At some point during Anderson’s parade of terror north of the Missouri River, Jesse and Frank James rode to join him, along with the other Clay County guerrillas who had followed Taylor. Given the massive influx of Union troops into their old killing grounds, they may have linked up with him as early as the third week in July. If so, Jesse would have been back with his friend Archie Clement when the rebels ambushed a patrol near Huntsville, killing two. After the fight, Clement scalped the dead—an act that was fast becoming his trademark. “You come to hunt bush whackers,” Anderson (or one of his followers) scratched on a piece of paper. “Now you are skelpt. Clemyent skept you. Wm.
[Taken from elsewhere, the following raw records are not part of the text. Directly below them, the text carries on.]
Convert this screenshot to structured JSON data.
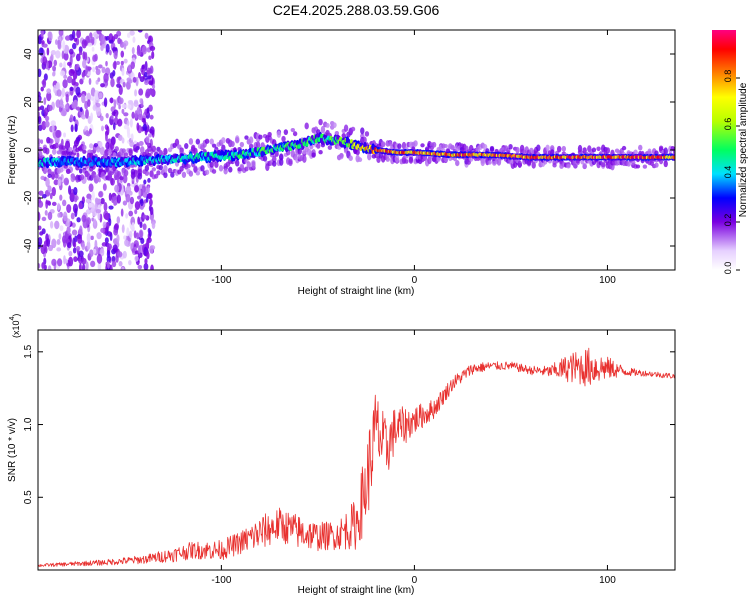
{
  "title": "C2E4.2025.288.03.59.G06",
  "chart_data": [
    {
      "type": "heatmap",
      "title": "C2E4.2025.288.03.59.G06",
      "xlabel": "Height of straight line (km)",
      "ylabel": "Frequency (Hz)",
      "xlim": [
        -195,
        135
      ],
      "ylim": [
        -50,
        50
      ],
      "x_ticks": [
        -100,
        0,
        100
      ],
      "y_ticks": [
        -40,
        -20,
        0,
        20,
        40
      ],
      "colorbar": {
        "label": "Normalized spectral amplitude",
        "range": [
          0,
          1
        ],
        "ticks": [
          "0.0",
          "0.2",
          "0.4",
          "0.6",
          "0.8"
        ]
      },
      "ridge": [
        {
          "x": -190,
          "freq": -5,
          "amp": 0.45
        },
        {
          "x": -170,
          "freq": -5,
          "amp": 0.4
        },
        {
          "x": -150,
          "freq": -5,
          "amp": 0.42
        },
        {
          "x": -130,
          "freq": -4,
          "amp": 0.45
        },
        {
          "x": -110,
          "freq": -3,
          "amp": 0.5
        },
        {
          "x": -90,
          "freq": -2,
          "amp": 0.5
        },
        {
          "x": -75,
          "freq": 0,
          "amp": 0.55
        },
        {
          "x": -60,
          "freq": 2,
          "amp": 0.55
        },
        {
          "x": -50,
          "freq": 5,
          "amp": 0.55
        },
        {
          "x": -40,
          "freq": 4,
          "amp": 0.55
        },
        {
          "x": -30,
          "freq": 2,
          "amp": 0.7
        },
        {
          "x": -20,
          "freq": 0,
          "amp": 0.9
        },
        {
          "x": -10,
          "freq": -1,
          "amp": 0.88
        },
        {
          "x": 0,
          "freq": -1,
          "amp": 0.9
        },
        {
          "x": 20,
          "freq": -2,
          "amp": 0.92
        },
        {
          "x": 40,
          "freq": -2,
          "amp": 0.95
        },
        {
          "x": 60,
          "freq": -3,
          "amp": 0.9
        },
        {
          "x": 80,
          "freq": -3,
          "amp": 0.95
        },
        {
          "x": 100,
          "freq": -3,
          "amp": 0.92
        },
        {
          "x": 120,
          "freq": -3,
          "amp": 0.92
        },
        {
          "x": 135,
          "freq": -3,
          "amp": 0.9
        }
      ],
      "noise_region": {
        "x_from": -195,
        "x_to": -135
      }
    },
    {
      "type": "line",
      "xlabel": "Height of straight line (km)",
      "ylabel": "SNR (10 * v/v)",
      "y_scale_label": "(x10^4)",
      "y_scale_base": "(x10",
      "y_scale_exp": "4",
      "xlim": [
        -195,
        135
      ],
      "ylim": [
        0,
        1.65
      ],
      "x_ticks": [
        -100,
        0,
        100
      ],
      "y_ticks": [
        "0.5",
        "1.0",
        "1.5"
      ],
      "y_tick_values": [
        0.5,
        1.0,
        1.5
      ],
      "line_color": "#e8302e",
      "series": [
        {
          "name": "SNR",
          "x": [
            -195,
            -160,
            -140,
            -125,
            -115,
            -100,
            -90,
            -80,
            -70,
            -60,
            -50,
            -40,
            -30,
            -25,
            -20,
            -15,
            -10,
            -5,
            0,
            10,
            20,
            30,
            40,
            50,
            60,
            70,
            80,
            90,
            100,
            110,
            120,
            135
          ],
          "y": [
            0.03,
            0.05,
            0.07,
            0.1,
            0.13,
            0.13,
            0.18,
            0.24,
            0.3,
            0.25,
            0.22,
            0.23,
            0.3,
            0.55,
            0.95,
            0.8,
            0.95,
            0.98,
            1.02,
            1.1,
            1.28,
            1.38,
            1.4,
            1.4,
            1.37,
            1.36,
            1.38,
            1.38,
            1.38,
            1.36,
            1.35,
            1.33
          ],
          "noise": [
            0.01,
            0.02,
            0.03,
            0.05,
            0.06,
            0.07,
            0.08,
            0.12,
            0.12,
            0.12,
            0.1,
            0.1,
            0.18,
            0.3,
            0.28,
            0.22,
            0.16,
            0.13,
            0.1,
            0.07,
            0.05,
            0.04,
            0.03,
            0.03,
            0.03,
            0.04,
            0.1,
            0.14,
            0.08,
            0.03,
            0.02,
            0.02
          ]
        }
      ]
    }
  ]
}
Anderson.” Then he pinned the note to one of the bodies, and the guerrillas rode off.2
One way or another, the James brothers joined up with Anderson, who set up camp on or near their mother’s farm in the first week of August 1864. The arrival of “Bloody Bill” was a grand occasion for local secessionists, and small bands of local, less notorious bushwhackers rode in. “In evident anticipation of the gathering together,” wrote a friend (and embellisher) of Frank and Jesse, “Mrs. Samuels [sic], as much devoted to the cause as her two heroic boys, had prepared a splendid dinner.”